WOLFRAM SYSTEM MODELER

continuousRiccati

Return solution X of the continuous-time algebraic Riccati equation A'*X + X*A - X*B*inv(R)*B'*X + Q = 0 (care)

Wolfram Language

In[1]:=
SystemModel["Modelica.Math.Matrices.continuousRiccati"]
Out[1]:=

Information

This information is part of the Modelica Standard Library maintained by the Modelica Association.

Syntax

                        X = Matrices.continuousRiccati(A, B, R, Q);
(X, alphaReal, alphaImag) = Matrices.continuousRiccati(A, B, R, Q, true);

Description

Function continuousRiccati computes the solution X of the continuous-time algebraic Riccati equation

A'*X + X*A - X*G*X + Q = 0

with G = B*inv(R)*B' using the Schur vector approach proposed by Laub [1].

It is assumed that Q is symmetric and positive semidefinite and R is symmetric, nonsingular and positive definite, (A,B) is stabilizable and (A,Q) is detectable.

These assumptions are not checked in this function !!

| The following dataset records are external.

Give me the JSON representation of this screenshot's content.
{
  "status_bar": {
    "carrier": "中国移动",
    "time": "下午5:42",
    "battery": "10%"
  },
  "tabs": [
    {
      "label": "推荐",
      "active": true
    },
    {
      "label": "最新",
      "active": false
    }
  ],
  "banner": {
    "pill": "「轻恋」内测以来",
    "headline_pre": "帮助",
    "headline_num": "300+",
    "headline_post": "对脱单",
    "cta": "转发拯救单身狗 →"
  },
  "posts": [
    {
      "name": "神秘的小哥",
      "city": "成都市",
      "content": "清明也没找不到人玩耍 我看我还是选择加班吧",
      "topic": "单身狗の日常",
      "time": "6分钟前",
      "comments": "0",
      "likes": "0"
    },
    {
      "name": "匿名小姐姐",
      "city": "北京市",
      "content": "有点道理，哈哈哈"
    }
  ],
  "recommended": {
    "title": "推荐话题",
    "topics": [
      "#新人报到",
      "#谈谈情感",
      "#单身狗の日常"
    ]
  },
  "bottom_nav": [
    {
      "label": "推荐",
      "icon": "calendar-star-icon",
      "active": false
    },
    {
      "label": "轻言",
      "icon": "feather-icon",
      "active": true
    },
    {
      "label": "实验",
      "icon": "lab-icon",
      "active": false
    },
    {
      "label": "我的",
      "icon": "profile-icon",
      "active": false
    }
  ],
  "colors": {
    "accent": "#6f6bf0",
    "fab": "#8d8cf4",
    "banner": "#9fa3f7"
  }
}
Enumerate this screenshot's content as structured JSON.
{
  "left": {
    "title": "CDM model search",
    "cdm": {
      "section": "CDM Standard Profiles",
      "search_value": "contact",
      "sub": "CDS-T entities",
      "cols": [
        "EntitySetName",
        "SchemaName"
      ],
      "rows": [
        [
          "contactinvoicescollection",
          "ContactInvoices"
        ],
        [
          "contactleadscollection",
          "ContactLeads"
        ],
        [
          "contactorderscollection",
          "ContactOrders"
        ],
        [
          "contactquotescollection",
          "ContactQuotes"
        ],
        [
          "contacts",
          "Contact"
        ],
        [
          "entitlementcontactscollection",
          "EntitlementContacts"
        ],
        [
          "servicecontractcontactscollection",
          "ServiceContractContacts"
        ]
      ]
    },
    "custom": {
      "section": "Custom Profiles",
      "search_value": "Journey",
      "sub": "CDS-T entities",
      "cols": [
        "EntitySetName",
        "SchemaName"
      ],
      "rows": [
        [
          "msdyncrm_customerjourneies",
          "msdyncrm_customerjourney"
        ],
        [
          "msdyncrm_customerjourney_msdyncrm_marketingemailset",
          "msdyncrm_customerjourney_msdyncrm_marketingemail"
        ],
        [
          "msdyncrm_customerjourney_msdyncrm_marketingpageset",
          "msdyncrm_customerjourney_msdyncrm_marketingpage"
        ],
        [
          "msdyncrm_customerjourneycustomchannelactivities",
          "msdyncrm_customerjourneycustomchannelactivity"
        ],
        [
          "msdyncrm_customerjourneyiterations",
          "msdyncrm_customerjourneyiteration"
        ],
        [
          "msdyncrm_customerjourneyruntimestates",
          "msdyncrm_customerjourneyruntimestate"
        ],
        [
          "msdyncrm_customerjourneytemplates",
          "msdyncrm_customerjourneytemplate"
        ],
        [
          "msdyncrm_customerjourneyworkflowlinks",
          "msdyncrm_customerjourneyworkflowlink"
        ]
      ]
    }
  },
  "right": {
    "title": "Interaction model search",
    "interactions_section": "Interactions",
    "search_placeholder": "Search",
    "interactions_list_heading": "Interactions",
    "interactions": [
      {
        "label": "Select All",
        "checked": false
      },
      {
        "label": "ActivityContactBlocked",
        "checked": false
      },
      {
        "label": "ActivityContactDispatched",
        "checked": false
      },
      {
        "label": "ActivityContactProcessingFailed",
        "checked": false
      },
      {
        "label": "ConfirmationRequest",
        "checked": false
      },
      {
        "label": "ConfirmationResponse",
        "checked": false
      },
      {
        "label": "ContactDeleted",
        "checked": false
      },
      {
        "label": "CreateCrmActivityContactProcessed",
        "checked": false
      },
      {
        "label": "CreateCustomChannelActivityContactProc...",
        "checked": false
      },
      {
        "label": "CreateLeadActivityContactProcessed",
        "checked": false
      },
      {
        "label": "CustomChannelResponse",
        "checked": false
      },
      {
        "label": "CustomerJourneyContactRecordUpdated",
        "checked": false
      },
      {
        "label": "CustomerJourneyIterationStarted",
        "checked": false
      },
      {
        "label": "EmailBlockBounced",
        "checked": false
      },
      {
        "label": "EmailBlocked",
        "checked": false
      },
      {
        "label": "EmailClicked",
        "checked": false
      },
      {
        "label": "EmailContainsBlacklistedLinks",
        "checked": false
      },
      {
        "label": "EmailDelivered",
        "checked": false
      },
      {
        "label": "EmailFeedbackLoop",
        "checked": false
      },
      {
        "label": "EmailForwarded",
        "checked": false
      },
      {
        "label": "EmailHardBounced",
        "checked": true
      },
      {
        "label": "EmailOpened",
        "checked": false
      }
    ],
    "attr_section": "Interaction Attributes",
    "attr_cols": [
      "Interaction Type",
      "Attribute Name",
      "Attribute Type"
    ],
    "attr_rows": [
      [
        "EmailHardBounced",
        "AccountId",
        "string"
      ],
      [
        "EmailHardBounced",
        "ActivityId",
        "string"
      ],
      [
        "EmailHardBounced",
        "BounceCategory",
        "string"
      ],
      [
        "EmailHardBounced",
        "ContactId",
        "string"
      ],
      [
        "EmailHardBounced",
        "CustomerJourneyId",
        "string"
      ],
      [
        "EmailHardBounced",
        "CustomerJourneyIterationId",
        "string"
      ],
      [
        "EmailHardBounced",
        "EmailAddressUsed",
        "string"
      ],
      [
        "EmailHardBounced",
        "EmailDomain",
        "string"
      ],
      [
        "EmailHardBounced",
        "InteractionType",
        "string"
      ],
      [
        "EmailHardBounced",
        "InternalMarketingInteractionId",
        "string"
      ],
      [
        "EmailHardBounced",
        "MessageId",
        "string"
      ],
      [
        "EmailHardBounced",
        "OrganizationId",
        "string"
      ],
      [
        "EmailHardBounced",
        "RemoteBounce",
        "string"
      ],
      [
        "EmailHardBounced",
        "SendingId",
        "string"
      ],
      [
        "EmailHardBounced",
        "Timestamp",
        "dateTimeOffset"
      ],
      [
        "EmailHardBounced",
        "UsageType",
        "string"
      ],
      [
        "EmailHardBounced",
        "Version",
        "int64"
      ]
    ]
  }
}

The assumptions guarantee that the Hamiltonian matrix

H = [A, -G; -Q, -A']

has no pure imaginary eigenvalue and can be put to an ordered real Schur form

U'*H*U = S = [S11, S12; 0, S22]

with orthogonal similarity transformation U. S is ordered in such a way, that S11 contains the n stable eigenvalues of the closed loop system with system matrix A - B*inv(R)*B'*X. If U is partitioned to

U = [U11, U12; U21, U22]

with dimensions according to S, the solution X is calculated by

X*U11 = U21.

With optional input refinement=true a subsequent iterative refinement based on Newton's method with exact line search is applied. See continuousRiccatiIterative for more information.

References

[1] Laub, A.J.
    A Schur Method for Solving Algebraic Riccati equations.
    IEEE Trans. Auto. Contr., AC-24, pp. 913-921, 1979.

Example

A = [0.0, 1.0;
     0.0, 0.0];

B = [0.0;
     1.0];

R = [1];

Q = [1.0, 0.0;
     0.0, 2.0];

X = continuousRiccati(A, B, R, Q);

results in:

X = [2.0, 1.0;
     1.0, 2.0];

See also

Matrices.Utilities.continuousRiccatiIterative, Matrices.discreteRiccati

Syntax

(X, alphaReal, alphaImag) = continuousRiccati(A, B, R, Q, refine)

Inputs (5)

A

Type: Real[:,size(A, 1)]

Description: Square matrix A in CARE

B

Type: Real[size(A, 1),:]

Description: Matrix B in CARE

R

Default Value: identity(size(B, 2))

Type: Real[size(B, 2),size(B, 2)]

Description: Matrix R in CARE

Q

Default Value: identity(size(A, 1))

Type: Real[size(A, 1),size(A, 1)]

Description: Matrix Q in CARE

refine

Default Value: false

Type: Boolean

Description: True for subsequent refinement

Outputs (3)

X

Type: Real[size(A, 1),size(A, 2)]

Description: Stabilizing solution of CARE

alphaReal

Type: Real[2 * size(A, 1)]

Description: Real parts of eigenvalue=alphaReal+i*alphaImag

alphaImag

Type: Real[2 * size(A, 1)]

Description: Imaginary parts of eigenvalue=alphaReal+i*alphaImag

Revisions

  • 2010/05/31 by Marcus Baur, DLR-RM